La peinture turquoise de la porte s’écaillait par endroit à force de subir les bourrasques de vent iodé venant du large, révélant le bois brut et délavé en dessous, et la poignée en cuivre était oxydée par le sel. Audessus de l’entrée, l’enseigne suspendue aux couleurs tout aussi passées annonçait en lettres alambiquées le nom de l’endroit ; Au Biloko.
Nea tourna la poignée, s’engouffrant à l’intérieur de la salle rehaussée de lourdes poutres de bois sombre, auxquelles étaient accrochés deux grands lustres rustiques en métal.
La taverne était bondée de clients bruyants qui se pressaient les uns aux autres sur chaque espace disponible.

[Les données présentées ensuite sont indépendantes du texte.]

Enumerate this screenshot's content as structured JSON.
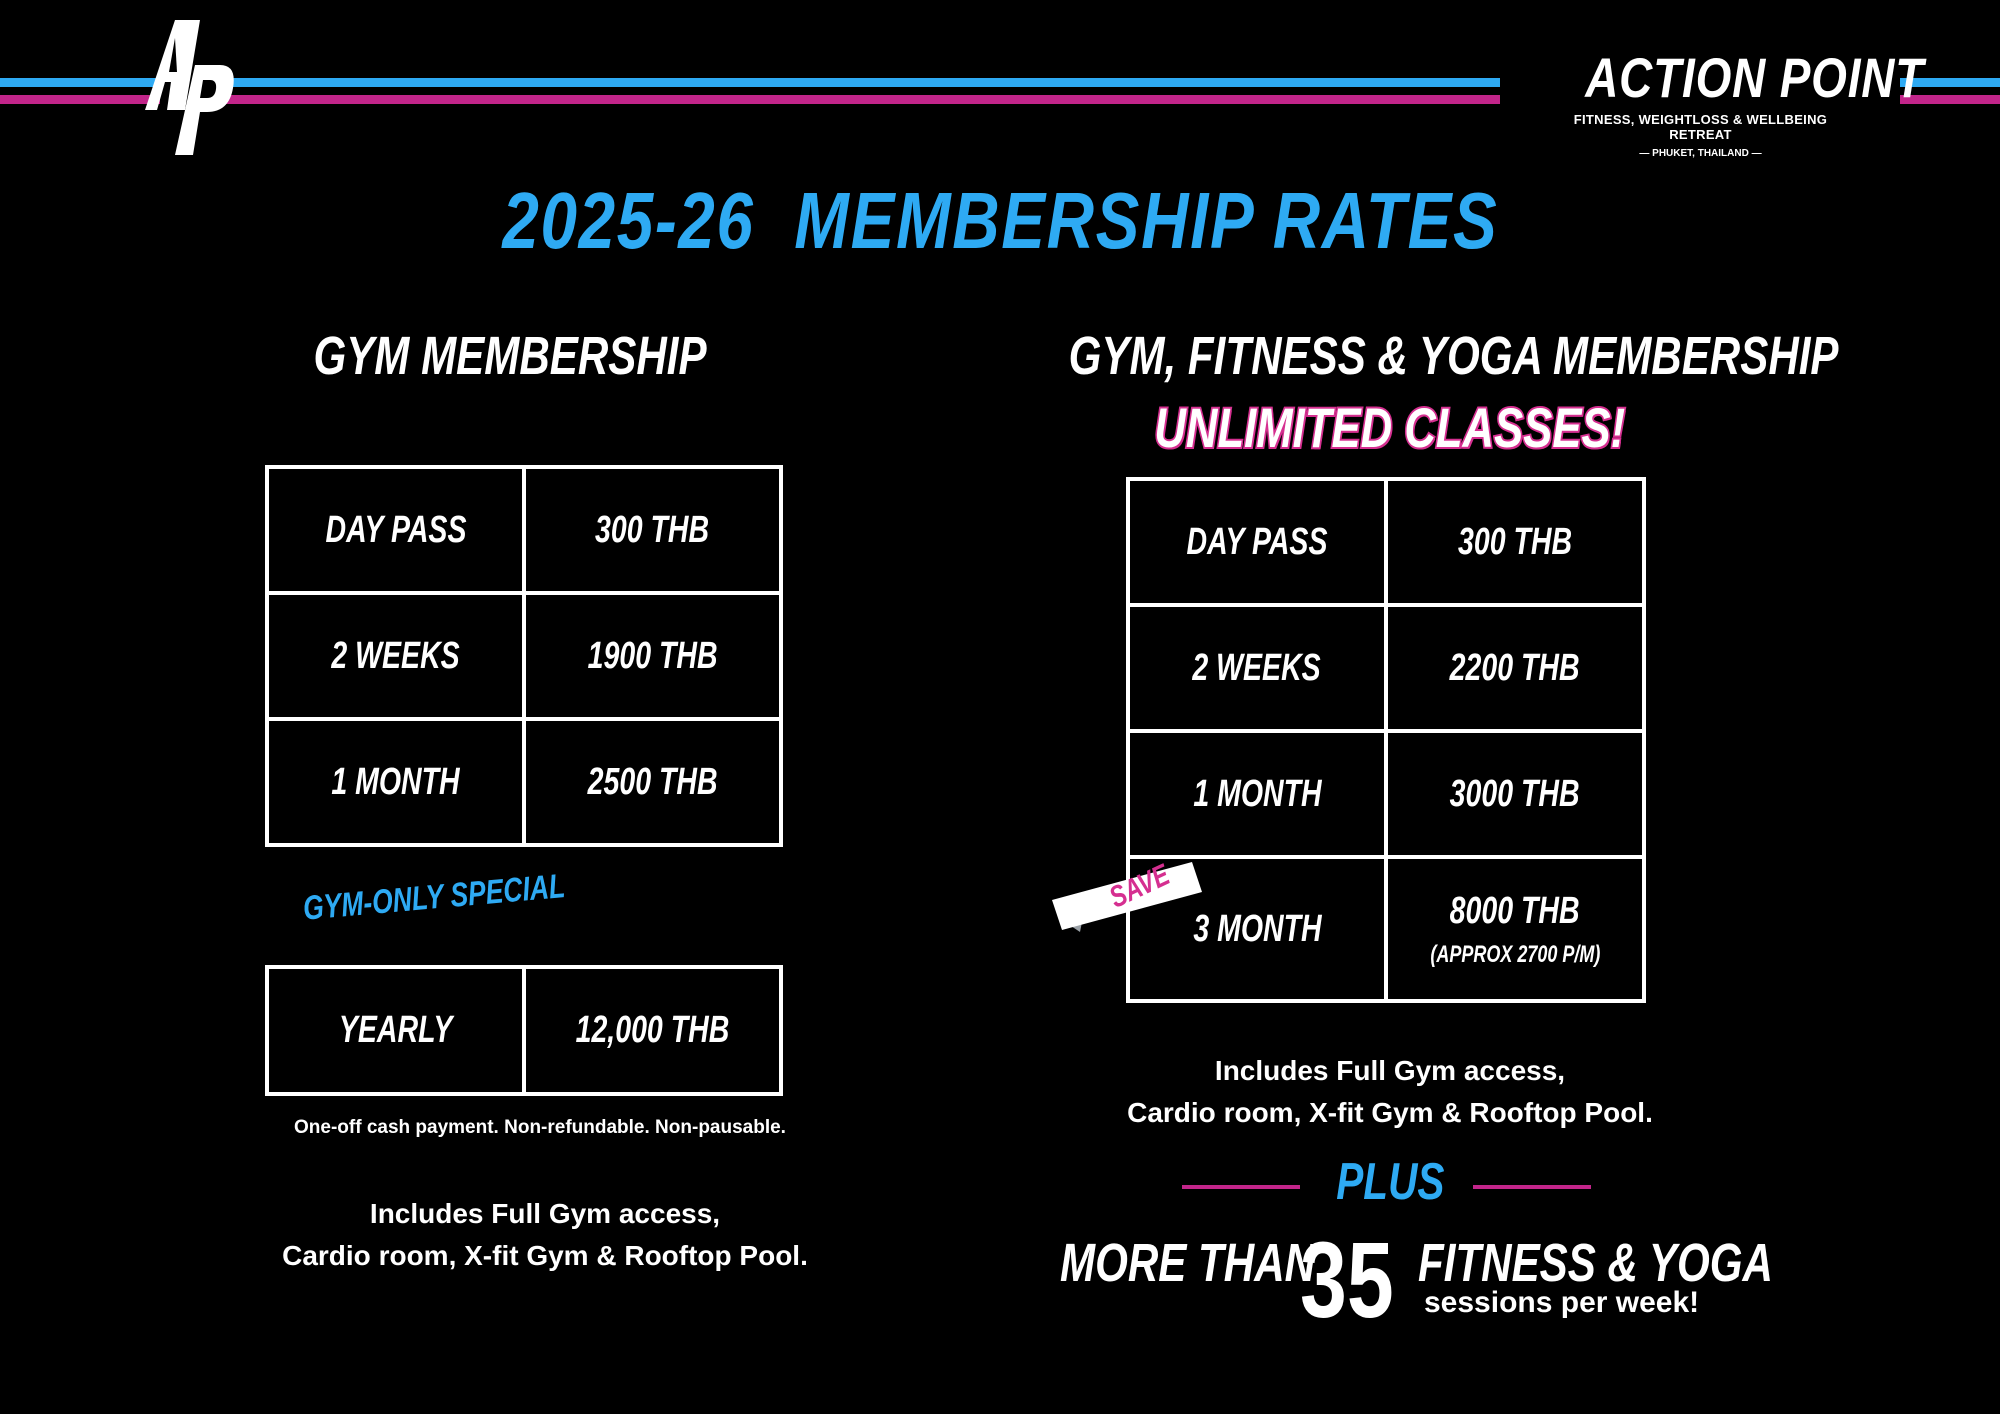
{
  "colors": {
    "blue": "#2eaaf3",
    "magenta": "#d52f90",
    "background": "#000000"
  },
  "logo": {
    "icon": "ap-logo-icon"
  },
  "brand": {
    "name": "ACTION POINT",
    "tagline": "FITNESS, WEIGHTLOSS & WELLBEING RETREAT",
    "location": "— PHUKET, THAILAND —"
  },
  "title": "2025-26  MEMBERSHIP RATES",
  "gym": {
    "heading": "GYM MEMBERSHIP",
    "rows": [
      {
        "label": "DAY PASS",
        "price": "300 THB"
      },
      {
        "label": "2 WEEKS",
        "price": "1900 THB"
      },
      {
        "label": "1 MONTH",
        "price": "2500 THB"
      }
    ],
    "special_label": "GYM-ONLY SPECIAL",
    "special_row": {
      "label": "YEARLY",
      "price": "12,000 THB"
    },
    "special_note": "One-off cash payment. Non-refundable. Non-pausable.",
    "includes_line1": "Includes Full Gym access,",
    "includes_line2": "Cardio room, X-fit Gym & Rooftop Pool."
  },
  "combo": {
    "heading": "GYM, FITNESS & YOGA MEMBERSHIP",
    "subheading": "UNLIMITED CLASSES!",
    "rows": [
      {
        "label": "DAY PASS",
        "price": "300 THB"
      },
      {
        "label": "2 WEEKS",
        "price": "2200 THB"
      },
      {
        "label": "1 MONTH",
        "price": "3000 THB"
      },
      {
        "label": "3 MONTH",
        "price": "8000 THB",
        "note": "(APPROX 2700 P/M)"
      }
    ],
    "save_badge": "SAVE",
    "includes_line1": "Includes Full Gym access,",
    "includes_line2": "Cardio room, X-fit Gym & Rooftop Pool.",
    "plus": "PLUS",
    "more_than": "MORE THAN",
    "count": "35",
    "classes": "FITNESS & YOGA",
    "sessions": "sessions per week!"
  }
}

Sur toute la salle du bas, sur les marches de l’escalier en bois qui menait au premier étage, et le long de la galerie qui desservait les quelques chambres d’appoint qu’offrait l’établissement. Une forte odeur d’alcool, de sueur et de sel flottait dans l’air.
Des bougies plantées dans des monticules d’ancienne cire illuminaient les visages exaltés, accentuant les contrastes de tous ces traits marqués par le soleil. Une peau grêlée, un œil manquant, ou une cicatrice impressionnante se révélait par instant sous les tricornes, au détour d’un regard.
Quelques silhouettes délicates se baladaient parmi tout cet étalage de testostérone—des corps voluptueux enveloppés de robes vaporeuses, des sourires charmeurs et charmants qui desservaient leurs courbes à des mains trop baladeuses et trop rustres la plupart du temps.
Des mains qui, si elles dépassaient trop les limites, se voyaient sans hésitation mises à la porte de l’établissement par la tenancière ; Madame Mirembe. Cette dernière surveillait ses filles d’un œil aguerri et protecteur, et ils étaient rares les hommes à oser l’affronter.
Il était insolite, voire même impensable, de voir débarquer un visage inconnu derrière les murs de la taverne. Ceux qui visitaient l’île restaient le plus souvent le long des rues principales, peu enclins à s’aventurer dans les nombreuses ruelles tortueuses de la ville.
Et pour cause.
Le Biloko avait depuis longtemps été revendiqué par toute la pire canaille qui pouvait débarquer sur Iliso. Ici, tant que l’on avait quelque chose à vendre, on trouvait toujours un acheteur potentiel. Le marché noir qui s’opérait discrètement à la lueur des bougies était presque aussi réputé que celui de la ville.
Bien que ce qui s’échangeait ou se vendait était loin de ce qu’on trouvait sur les étals colorés qui remplissaient la place principale.
Nea se fraya un chemin à travers les corps vociférants, cherchant en même temps du regard son rendez-vous.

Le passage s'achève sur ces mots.